Hi Mike,
On Fri, 30 Jan 2004 09:09:57 -0800 (PST)
Michael Thomas <mat(_at_)cisco(_dot_)com> wrote:
Now wait a minute. It's your bandwidth... shouldn't
you be _shaping_ his traffic if there's some reason
he shouldn't be using one path or another? And thus
provide negative feedback so that he has incentive
to use the path that you want him to use? After all,
the end consumer is likely clueless about your
network and is going to do whatever they can to
get what they're after -- bandwidth.

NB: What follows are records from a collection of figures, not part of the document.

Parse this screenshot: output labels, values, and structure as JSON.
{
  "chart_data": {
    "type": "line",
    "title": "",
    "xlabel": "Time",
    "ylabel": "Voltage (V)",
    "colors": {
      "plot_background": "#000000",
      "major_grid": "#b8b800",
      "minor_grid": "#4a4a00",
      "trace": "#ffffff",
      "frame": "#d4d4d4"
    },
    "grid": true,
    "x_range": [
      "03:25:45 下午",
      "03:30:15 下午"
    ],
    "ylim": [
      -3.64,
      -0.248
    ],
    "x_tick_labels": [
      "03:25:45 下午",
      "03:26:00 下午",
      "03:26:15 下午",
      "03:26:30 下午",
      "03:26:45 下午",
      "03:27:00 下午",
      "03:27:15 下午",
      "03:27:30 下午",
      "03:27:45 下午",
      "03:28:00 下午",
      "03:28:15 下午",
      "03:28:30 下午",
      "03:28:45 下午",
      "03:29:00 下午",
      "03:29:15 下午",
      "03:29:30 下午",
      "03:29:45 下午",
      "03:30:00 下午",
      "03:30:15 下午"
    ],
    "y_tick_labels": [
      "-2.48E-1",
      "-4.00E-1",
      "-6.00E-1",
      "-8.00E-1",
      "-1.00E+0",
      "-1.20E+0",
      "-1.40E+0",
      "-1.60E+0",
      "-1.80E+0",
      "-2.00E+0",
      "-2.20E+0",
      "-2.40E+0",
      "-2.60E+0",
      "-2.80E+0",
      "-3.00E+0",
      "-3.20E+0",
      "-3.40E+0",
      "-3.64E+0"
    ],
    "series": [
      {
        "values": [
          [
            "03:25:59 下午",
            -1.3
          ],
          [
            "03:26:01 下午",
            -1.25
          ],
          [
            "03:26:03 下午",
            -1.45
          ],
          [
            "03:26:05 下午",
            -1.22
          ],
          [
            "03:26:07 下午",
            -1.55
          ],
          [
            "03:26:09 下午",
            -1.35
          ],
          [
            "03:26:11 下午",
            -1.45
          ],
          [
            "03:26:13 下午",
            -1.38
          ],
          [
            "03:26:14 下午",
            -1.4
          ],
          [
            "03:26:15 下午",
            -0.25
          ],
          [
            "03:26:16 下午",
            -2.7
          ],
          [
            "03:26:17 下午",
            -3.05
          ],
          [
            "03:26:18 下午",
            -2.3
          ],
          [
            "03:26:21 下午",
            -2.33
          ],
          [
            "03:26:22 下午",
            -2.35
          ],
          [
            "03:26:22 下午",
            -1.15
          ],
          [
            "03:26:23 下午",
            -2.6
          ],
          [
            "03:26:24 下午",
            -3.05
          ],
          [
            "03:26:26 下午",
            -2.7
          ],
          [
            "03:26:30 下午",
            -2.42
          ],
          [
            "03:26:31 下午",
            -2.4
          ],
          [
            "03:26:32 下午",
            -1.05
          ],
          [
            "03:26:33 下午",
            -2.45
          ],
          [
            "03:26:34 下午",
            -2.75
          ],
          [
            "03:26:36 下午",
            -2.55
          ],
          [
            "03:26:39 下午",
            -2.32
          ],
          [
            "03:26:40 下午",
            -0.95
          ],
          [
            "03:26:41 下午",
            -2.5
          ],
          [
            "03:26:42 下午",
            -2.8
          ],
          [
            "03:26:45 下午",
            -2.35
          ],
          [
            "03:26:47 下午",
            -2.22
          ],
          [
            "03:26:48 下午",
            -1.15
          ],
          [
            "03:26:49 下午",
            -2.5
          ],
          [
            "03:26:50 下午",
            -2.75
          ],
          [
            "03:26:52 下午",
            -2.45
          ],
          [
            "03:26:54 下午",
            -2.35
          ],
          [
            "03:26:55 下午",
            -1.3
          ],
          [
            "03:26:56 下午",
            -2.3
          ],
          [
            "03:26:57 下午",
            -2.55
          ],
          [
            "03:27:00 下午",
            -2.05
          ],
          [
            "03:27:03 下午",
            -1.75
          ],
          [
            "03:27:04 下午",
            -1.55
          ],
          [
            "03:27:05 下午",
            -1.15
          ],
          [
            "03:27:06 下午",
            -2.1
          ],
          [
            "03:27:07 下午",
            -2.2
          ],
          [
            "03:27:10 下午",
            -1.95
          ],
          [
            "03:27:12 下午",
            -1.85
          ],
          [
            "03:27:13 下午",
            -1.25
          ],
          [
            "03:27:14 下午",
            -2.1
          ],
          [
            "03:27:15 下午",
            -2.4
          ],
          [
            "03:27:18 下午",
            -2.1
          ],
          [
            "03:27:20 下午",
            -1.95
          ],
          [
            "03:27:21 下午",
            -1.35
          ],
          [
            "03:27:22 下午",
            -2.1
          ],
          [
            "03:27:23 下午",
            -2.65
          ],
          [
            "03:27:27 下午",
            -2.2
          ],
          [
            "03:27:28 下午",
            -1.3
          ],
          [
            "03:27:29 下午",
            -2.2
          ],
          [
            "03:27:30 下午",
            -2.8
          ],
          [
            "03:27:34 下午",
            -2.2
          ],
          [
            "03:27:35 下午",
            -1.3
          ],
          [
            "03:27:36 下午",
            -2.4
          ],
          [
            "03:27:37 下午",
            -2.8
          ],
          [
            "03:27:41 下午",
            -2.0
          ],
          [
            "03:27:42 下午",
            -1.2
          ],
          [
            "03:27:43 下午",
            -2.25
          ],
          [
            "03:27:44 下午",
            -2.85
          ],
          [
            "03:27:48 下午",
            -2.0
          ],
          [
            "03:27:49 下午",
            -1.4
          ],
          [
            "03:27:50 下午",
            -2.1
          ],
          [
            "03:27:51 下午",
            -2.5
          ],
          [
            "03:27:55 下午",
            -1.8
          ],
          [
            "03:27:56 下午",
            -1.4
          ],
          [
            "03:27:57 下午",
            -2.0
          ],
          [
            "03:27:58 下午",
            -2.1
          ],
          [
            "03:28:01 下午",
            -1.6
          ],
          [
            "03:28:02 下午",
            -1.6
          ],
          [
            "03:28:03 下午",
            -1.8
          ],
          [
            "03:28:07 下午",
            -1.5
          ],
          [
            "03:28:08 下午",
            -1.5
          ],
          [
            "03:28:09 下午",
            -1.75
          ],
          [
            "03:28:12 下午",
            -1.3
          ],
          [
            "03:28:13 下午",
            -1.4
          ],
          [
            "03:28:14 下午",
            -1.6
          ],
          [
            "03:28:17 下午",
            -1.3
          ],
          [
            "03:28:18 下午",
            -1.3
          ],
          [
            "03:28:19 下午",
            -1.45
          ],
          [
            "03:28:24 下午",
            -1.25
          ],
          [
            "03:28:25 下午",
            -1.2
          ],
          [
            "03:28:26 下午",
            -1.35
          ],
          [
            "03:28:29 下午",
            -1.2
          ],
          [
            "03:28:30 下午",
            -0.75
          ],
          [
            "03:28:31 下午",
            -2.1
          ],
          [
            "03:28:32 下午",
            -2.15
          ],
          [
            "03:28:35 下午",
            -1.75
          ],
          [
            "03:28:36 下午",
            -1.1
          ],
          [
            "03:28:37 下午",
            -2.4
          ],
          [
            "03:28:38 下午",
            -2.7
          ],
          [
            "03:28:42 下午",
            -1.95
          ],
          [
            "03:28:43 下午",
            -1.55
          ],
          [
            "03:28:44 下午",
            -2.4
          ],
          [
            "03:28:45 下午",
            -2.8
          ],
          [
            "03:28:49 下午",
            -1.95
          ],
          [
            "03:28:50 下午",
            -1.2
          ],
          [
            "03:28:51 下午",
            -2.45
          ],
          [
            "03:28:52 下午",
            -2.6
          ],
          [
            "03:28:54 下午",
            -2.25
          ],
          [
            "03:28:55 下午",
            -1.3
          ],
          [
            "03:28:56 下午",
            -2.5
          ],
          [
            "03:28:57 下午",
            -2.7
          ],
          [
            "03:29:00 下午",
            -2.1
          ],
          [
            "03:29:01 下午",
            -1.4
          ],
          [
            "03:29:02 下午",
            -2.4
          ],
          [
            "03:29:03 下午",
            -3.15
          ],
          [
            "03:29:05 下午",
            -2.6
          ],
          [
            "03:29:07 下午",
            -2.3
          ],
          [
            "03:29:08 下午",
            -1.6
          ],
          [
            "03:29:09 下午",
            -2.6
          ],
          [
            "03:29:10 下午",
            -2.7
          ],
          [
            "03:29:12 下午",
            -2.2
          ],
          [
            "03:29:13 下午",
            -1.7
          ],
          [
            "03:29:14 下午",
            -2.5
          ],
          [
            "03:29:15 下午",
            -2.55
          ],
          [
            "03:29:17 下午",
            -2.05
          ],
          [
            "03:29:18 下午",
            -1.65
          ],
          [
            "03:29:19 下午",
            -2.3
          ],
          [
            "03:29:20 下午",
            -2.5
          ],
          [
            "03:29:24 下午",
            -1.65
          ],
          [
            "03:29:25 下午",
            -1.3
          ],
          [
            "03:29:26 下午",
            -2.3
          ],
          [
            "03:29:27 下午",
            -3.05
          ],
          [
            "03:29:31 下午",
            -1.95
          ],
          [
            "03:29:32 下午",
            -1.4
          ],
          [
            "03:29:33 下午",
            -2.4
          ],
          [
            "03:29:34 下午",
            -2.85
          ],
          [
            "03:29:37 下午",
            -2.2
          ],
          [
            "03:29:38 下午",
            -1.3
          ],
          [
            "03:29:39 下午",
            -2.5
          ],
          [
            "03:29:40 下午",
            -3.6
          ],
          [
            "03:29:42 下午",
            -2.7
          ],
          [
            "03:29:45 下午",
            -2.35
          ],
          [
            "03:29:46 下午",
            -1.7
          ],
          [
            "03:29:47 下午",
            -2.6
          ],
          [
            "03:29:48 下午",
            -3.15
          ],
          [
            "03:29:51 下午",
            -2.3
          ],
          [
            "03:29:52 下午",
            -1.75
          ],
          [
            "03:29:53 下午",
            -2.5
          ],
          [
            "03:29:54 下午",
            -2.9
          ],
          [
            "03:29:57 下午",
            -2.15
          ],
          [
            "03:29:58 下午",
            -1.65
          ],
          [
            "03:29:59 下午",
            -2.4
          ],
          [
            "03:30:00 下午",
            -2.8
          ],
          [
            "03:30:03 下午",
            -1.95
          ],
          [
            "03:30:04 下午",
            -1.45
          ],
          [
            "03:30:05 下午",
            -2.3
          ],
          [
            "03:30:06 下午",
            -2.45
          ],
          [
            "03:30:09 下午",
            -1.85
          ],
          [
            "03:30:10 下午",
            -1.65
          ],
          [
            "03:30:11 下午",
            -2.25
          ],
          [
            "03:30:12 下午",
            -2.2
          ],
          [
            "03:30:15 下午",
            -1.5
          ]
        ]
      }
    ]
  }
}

Sounds to
me that if he's able to cause your bills go
through the ceiling _you're_ doing something
wrong.
I guess Daniel's problem is not that simply solved.
Just the shaping isn't enough, because the backup path should
be fully used only when the main path has some "trouble".

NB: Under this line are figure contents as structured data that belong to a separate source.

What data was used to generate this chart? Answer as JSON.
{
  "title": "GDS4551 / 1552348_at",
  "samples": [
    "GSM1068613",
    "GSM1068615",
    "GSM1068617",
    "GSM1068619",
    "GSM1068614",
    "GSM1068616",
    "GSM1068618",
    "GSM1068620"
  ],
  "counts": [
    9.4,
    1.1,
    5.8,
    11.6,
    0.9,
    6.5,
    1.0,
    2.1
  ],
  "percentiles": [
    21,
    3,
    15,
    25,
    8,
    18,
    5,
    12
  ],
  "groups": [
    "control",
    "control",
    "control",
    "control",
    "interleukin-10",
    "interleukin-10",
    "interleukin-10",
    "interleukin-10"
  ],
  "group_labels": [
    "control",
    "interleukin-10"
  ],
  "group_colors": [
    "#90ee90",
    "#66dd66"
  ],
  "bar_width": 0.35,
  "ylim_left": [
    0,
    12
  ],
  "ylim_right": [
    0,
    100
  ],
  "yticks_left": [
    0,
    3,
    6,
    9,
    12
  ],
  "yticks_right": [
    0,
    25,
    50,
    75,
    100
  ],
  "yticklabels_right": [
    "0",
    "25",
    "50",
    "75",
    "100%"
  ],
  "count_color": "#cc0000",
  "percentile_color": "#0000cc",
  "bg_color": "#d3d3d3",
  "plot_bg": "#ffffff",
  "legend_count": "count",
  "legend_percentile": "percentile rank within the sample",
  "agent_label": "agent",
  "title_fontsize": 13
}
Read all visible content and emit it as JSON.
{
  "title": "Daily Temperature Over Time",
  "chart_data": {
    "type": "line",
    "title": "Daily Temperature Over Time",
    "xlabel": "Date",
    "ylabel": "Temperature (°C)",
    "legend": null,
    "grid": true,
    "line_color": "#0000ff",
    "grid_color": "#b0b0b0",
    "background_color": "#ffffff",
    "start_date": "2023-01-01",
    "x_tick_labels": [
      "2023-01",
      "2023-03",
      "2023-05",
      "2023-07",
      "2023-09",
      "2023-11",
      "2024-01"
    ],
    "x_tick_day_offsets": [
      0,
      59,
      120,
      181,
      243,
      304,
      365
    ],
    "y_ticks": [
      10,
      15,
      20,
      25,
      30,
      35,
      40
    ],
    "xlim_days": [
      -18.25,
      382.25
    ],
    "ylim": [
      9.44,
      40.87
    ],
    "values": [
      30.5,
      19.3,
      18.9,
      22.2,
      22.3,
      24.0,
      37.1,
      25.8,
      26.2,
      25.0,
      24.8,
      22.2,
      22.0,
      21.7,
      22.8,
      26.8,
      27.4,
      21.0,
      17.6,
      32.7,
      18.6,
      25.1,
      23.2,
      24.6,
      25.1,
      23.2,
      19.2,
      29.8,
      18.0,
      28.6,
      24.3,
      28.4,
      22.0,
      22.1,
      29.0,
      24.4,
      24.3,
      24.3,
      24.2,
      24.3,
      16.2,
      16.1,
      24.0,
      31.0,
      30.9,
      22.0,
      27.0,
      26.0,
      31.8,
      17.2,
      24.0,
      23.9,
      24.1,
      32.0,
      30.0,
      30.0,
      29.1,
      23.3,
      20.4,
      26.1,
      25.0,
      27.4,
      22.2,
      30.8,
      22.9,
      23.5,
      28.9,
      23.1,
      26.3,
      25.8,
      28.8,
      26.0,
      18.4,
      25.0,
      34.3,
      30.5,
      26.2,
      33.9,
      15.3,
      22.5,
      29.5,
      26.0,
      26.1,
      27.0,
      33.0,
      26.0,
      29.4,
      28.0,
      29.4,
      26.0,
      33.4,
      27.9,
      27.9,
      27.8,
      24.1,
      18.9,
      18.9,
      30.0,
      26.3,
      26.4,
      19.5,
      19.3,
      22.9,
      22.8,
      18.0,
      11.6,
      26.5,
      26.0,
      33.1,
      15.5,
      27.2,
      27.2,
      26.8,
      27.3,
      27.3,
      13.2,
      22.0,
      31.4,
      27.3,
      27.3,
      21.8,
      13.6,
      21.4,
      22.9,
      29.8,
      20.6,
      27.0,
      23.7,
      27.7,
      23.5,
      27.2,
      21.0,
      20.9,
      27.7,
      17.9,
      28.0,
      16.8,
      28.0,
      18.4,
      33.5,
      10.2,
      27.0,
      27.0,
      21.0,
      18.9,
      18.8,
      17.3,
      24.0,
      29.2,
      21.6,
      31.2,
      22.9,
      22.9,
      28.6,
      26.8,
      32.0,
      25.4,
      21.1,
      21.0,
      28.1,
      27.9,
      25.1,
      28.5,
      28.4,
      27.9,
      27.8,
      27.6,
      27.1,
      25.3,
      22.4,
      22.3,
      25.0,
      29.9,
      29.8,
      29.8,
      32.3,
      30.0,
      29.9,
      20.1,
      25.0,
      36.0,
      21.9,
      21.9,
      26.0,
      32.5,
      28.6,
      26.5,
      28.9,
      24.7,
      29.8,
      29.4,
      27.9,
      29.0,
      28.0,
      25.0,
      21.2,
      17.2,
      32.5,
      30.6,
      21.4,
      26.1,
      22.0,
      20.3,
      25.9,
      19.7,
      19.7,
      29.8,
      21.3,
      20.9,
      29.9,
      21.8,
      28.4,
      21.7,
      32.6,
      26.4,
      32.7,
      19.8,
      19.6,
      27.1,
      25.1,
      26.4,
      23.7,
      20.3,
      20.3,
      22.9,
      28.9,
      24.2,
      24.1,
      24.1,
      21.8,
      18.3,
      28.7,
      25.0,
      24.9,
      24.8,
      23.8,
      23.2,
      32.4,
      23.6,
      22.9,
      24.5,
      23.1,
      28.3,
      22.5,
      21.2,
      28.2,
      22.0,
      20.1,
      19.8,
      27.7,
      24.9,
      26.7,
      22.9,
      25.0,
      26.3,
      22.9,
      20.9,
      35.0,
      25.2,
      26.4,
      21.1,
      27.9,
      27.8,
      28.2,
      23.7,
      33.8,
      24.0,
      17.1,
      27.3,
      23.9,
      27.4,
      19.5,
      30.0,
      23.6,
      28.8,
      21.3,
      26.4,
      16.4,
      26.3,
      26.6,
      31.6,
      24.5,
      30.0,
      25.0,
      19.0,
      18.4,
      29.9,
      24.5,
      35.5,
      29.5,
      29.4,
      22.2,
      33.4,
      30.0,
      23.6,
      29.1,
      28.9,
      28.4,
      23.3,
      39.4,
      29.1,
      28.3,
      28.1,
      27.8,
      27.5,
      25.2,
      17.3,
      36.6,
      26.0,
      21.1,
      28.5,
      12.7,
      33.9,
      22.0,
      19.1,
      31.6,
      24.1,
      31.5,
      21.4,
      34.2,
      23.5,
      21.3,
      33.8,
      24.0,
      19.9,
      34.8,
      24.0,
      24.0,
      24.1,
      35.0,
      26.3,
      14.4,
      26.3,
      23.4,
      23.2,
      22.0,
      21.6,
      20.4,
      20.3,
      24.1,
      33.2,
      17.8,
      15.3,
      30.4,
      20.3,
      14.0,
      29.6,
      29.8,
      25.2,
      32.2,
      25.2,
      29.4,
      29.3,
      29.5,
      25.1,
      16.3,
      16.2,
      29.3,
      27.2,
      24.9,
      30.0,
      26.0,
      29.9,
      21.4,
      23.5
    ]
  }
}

Moreover, "trouble" isn't also such a simple thing like
a direct link failure, such as fibre cut, but it includes
yet upper link(ISP)'s failure.
This is not even a problem of "OK" or "Not OK".
I mean, those cases are very likely to happen that you can
communicate with only a few of ASes through the main path.
So, though you may say "we can stop the shaping if we have
troubles in the main path," it is not such easy.
You have to change the bandwidth of backup path's shaping
depending on the number of routes passed from main path's
upstream ISP.
I'm not familiar with BGP routing techniques that much,
but I guess these policies can be implemented, right ?
Though I believe end-to-end multihoming is the way to go,
I don't have a good answer for this problem.